Introduction | Documentation

#About

💧 Instill VDP (Versatile Data Pipeline) is a powerful tool designed to build end-to-end unstructured data pipelines. It leverages the capabilities of 3rd-party data, AI, and applications functionalities and seamlessly connect with ⚗️ Instill Model and 💾 Instill Artifact via ⚙️ Instill Component components.

#Pipeline Recipe

A pipeline is defined by a recipe, which is essentially a JSON object composed of a run method, variable, output and multiple components:

Here is a sample recipe where the input is a prompt, and the output is a text.

{
  "on": {},
  "variable": {
    "prompt": {
      "title": "input",
      "instillFormat": "string"
    }
  },
  "output": {
    "text": {
      "title": "text",
      "value": "${op-0.output.texts[0]}"
    }
  },
  "component": {
    "op-0": {
      "type": "openai",
      "task": "TASK_TEXT_GENERATION",
      "input": {
        "model": "gpt-3.5-turbo",
        "n": 2,
        "prompt": "${variable.prompt}",
        "response-format": {
          "type": "text"
        },
        "system-message": "You are a helpful assistant.",
        "temperature": 1,
        "top-p": 1
      },
      "setup": {
        "api-key": "${secret.my-openai-key}"
      }
    }
  }
}

Within the recipe, we have four essential fields, on, variable, output and component.

#On

Indicates how the pipeline is run.

#Run on Request

VDP supports running a pipeline via HTTP and gRPC protocols in SYNC or ASYNC mode. The user doesn't need to set up the configuration in the on field. Every pipeline can run if the user provides variable in the request.
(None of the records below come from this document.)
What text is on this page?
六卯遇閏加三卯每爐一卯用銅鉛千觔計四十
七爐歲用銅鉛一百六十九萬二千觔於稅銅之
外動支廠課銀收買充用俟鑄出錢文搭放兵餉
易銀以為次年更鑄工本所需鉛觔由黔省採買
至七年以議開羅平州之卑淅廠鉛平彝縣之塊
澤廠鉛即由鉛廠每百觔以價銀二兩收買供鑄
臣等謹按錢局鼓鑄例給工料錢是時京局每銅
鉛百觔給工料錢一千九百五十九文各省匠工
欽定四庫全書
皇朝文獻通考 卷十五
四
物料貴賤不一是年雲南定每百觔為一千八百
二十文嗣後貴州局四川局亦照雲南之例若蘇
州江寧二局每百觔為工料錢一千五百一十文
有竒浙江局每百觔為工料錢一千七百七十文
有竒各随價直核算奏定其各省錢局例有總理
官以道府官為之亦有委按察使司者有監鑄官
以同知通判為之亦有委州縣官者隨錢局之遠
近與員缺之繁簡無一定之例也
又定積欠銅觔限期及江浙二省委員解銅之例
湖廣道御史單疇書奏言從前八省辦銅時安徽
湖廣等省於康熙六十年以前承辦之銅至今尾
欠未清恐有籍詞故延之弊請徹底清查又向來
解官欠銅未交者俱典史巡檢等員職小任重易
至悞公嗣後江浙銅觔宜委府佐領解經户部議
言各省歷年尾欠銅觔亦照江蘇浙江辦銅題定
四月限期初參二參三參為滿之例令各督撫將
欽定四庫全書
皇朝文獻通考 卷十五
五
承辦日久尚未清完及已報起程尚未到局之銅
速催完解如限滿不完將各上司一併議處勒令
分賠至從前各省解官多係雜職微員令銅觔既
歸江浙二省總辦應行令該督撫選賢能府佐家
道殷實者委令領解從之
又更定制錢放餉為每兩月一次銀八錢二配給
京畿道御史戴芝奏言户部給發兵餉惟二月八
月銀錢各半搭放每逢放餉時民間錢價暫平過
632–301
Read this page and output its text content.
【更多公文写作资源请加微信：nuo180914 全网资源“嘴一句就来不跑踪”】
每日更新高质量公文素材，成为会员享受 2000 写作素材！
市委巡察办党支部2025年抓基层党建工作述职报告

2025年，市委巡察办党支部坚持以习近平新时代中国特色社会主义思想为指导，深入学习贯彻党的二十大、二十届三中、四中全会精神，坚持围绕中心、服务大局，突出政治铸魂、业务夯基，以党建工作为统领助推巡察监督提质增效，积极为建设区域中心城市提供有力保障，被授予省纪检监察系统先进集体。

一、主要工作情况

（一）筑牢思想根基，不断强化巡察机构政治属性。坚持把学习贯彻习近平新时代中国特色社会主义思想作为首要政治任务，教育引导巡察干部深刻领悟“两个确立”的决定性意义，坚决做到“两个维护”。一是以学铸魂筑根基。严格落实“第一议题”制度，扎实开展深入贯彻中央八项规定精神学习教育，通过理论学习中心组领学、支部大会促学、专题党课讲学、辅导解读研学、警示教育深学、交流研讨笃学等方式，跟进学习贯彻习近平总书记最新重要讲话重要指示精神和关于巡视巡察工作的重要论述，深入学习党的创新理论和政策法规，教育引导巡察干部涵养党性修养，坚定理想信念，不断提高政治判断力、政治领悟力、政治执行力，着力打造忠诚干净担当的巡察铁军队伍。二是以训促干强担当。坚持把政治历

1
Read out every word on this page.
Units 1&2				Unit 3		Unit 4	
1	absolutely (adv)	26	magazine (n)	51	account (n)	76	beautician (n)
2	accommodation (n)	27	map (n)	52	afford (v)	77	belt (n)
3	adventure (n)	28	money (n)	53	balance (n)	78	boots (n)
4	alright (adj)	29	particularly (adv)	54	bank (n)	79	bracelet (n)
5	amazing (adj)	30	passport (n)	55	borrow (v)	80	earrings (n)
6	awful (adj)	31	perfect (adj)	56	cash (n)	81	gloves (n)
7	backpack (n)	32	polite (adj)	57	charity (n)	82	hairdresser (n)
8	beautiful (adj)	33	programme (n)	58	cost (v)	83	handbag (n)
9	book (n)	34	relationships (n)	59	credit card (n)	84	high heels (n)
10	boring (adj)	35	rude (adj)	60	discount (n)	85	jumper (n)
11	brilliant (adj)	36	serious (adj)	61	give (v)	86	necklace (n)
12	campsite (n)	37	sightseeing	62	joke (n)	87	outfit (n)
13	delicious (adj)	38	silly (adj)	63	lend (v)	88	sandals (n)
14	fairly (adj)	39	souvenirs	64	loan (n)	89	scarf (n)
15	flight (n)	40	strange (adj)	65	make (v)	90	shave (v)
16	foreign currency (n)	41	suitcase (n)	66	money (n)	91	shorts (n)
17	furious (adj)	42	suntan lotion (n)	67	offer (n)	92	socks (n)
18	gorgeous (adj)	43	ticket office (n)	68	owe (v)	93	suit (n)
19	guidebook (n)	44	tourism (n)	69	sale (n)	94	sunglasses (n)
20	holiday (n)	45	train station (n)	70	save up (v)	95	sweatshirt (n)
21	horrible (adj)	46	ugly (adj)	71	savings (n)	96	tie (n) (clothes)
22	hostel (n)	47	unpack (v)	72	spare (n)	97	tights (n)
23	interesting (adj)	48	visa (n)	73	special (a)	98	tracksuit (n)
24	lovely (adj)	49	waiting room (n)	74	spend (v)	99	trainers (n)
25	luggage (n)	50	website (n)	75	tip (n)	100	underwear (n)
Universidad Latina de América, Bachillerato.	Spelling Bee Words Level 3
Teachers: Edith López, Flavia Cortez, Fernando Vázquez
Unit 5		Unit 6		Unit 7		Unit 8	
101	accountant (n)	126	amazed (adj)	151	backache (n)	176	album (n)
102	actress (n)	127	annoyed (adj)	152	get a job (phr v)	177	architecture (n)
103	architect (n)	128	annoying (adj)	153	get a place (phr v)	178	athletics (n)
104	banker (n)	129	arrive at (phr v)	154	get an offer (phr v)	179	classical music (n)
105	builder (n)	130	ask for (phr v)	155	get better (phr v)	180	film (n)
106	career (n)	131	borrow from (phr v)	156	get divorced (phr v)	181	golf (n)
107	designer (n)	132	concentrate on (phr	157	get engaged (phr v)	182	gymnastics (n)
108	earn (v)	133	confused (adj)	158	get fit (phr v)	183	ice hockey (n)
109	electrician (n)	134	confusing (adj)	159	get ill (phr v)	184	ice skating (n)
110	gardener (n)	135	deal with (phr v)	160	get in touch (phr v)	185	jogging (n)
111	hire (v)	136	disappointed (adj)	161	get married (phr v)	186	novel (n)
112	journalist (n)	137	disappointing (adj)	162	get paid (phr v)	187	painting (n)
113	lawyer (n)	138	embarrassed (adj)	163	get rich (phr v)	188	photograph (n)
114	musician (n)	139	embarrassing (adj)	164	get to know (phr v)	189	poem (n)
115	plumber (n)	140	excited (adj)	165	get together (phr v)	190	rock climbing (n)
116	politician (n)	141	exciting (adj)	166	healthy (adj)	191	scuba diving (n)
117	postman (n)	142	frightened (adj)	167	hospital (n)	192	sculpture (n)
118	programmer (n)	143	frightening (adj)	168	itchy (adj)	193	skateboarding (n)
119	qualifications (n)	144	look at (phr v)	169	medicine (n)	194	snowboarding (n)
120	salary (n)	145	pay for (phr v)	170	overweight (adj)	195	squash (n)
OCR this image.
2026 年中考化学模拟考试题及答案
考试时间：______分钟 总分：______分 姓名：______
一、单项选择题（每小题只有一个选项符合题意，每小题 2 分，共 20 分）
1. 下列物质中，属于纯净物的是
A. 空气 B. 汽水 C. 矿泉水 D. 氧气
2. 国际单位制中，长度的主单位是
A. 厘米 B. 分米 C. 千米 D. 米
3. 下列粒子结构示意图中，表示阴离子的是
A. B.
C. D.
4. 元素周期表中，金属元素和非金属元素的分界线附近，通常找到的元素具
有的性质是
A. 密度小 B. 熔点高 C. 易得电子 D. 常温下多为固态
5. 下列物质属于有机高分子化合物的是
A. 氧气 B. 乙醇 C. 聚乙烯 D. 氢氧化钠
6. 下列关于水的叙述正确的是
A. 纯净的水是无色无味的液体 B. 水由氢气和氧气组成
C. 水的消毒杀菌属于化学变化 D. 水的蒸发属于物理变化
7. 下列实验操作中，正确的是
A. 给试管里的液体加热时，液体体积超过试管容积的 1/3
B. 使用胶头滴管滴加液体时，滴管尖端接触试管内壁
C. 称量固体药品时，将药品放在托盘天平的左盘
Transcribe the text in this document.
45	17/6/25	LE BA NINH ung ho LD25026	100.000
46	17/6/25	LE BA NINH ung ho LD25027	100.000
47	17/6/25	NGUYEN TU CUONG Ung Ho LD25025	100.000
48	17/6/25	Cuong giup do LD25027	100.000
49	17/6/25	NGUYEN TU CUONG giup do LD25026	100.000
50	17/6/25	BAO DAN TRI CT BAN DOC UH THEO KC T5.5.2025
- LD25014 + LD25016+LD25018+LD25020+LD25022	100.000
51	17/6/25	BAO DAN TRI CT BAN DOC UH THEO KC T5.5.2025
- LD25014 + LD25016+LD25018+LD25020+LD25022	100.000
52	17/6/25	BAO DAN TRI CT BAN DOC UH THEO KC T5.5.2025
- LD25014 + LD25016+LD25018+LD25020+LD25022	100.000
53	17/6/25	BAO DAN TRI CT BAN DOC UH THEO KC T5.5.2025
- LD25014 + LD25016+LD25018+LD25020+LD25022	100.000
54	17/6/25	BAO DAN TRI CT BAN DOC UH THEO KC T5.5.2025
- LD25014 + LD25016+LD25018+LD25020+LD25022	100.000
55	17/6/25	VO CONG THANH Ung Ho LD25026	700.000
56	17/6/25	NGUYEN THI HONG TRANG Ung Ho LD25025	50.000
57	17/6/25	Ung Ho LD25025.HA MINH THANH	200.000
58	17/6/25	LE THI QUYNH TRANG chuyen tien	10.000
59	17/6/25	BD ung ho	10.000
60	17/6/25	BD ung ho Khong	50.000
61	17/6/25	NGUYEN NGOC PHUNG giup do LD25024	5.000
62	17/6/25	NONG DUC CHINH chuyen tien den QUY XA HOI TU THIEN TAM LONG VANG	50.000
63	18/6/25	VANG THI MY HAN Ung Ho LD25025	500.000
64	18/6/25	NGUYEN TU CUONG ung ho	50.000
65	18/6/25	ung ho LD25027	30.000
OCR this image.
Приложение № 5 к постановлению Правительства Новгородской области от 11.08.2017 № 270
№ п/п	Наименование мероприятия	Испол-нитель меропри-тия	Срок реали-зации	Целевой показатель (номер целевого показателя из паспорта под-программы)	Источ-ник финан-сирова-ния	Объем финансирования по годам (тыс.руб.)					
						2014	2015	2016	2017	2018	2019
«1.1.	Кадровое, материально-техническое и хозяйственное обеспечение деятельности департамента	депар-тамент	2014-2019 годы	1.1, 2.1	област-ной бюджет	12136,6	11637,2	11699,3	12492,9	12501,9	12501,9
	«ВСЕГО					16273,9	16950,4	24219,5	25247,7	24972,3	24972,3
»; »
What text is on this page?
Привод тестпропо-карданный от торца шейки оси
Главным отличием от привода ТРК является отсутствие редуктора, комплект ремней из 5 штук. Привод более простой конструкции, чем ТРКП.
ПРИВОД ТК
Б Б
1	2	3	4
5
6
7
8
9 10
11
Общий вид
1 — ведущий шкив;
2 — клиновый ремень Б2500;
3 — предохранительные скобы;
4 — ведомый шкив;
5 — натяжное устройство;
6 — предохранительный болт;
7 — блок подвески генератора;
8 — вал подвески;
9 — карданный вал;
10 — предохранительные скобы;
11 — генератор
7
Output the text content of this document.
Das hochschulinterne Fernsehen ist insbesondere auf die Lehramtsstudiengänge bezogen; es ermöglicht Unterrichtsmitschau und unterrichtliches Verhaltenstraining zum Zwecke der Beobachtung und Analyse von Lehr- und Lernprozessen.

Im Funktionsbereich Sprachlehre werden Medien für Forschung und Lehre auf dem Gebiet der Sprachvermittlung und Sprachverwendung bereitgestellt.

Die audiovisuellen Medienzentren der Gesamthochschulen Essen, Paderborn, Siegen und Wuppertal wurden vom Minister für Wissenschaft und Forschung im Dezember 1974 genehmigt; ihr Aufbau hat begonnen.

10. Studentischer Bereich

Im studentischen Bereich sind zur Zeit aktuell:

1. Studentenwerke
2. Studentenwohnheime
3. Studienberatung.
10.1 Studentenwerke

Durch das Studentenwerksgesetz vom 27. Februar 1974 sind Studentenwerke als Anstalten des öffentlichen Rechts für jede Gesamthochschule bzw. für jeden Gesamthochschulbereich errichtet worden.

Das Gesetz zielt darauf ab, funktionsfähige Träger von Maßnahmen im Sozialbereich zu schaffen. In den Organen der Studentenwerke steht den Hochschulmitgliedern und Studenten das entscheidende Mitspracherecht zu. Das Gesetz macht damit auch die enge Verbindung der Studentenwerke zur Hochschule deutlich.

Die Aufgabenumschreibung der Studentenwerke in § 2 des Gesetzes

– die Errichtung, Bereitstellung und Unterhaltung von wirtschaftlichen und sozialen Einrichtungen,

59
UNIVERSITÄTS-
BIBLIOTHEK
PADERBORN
SYNC Mode: Responds to a request synchronously, sending back the result to the user immediately after the data is processed. This mode is suitable for real-time inference scenarios where low latency is crucial.
ASYNC Mode: Performs asynchronous workload. The user runs the pipeline with an asynchronous request and only receives an acknowledgment response. This mode is ideal for use cases that require long-running workloads.

Please refer to the Run Pipeline page for more details.

#Run on Scheduler (Coming Soon)

A pipeline run by a scheduler performs scheduled workloads to regularly run the pipeline.

#Run on Event (Coming Soon)

A pipeline run by a Pub-Sub or Message Queue service.

#Run on Application (Coming Soon)

A pipeline run by an application event.

#Variable

Set up the variables of the pipeline so every component can reference the data from the variables:

title: The title of the variable, which can be displayed on the Console.
description: A description of the variable, which can be displayed on the Console.
instillFormat: The instill format of the variable. Users can use this to control the data format. Please refer to Instill Format for more details.

#Output

Set up ths output of the pipeline:

title: The title of the output, which can be displayed on the Console.
description: A description of the output, which can be displayed on the Console.
value: The value of the output, which can be referenced from any component data.

#Component

Consists of multiple components, which can be a generic, AI, data, application, or operator component.

Each component must have a unique component ID, e.g., openai-0. This component ID should follow the RFC1034 rule, which consists of alphabets, numbers, and hyphens.
For a AI, data, application or operator, we need to set up these fields:
- type: Indicates which type of component it is.
- task: Indicates which task of the component. The task will be listed in the component definition tasks field.
- input: Sets up the input data. The schema is described in the spec.componentSpecification field.
- setup: Defines how the component is setup, e.g. configure an api-key for the connection. The schema is described in the spec.componentSpecification field.
- condition: (optional) Sets up the condition for whether this component will be executed or not.
For a generic.iterator, we need to set up these fields:
- input: The array input.
- outputElements: Sets up the output of this iterator.
- component: An array of components that are executed inside the iterator.

#Data Flow

#Reference from Data

Within pipeline components, we use a reference syntax to set up the data flow, i.e., the input field of each component:

A Reference employs special syntax enclosed in single curly brackets. For example, you can
1. Reference data from the pipeline variable: ${variable.KEY}, you can add any fields you want in the recipe.variable.
2. Reference data from the component: ${comp-id.input.KEY} or ${comp-id.output.KEY}, the available data fields are described in the componentSpecification of each component.
It functions as a variable reference, copying the value from an upstream component to the data input while preserving the original data type.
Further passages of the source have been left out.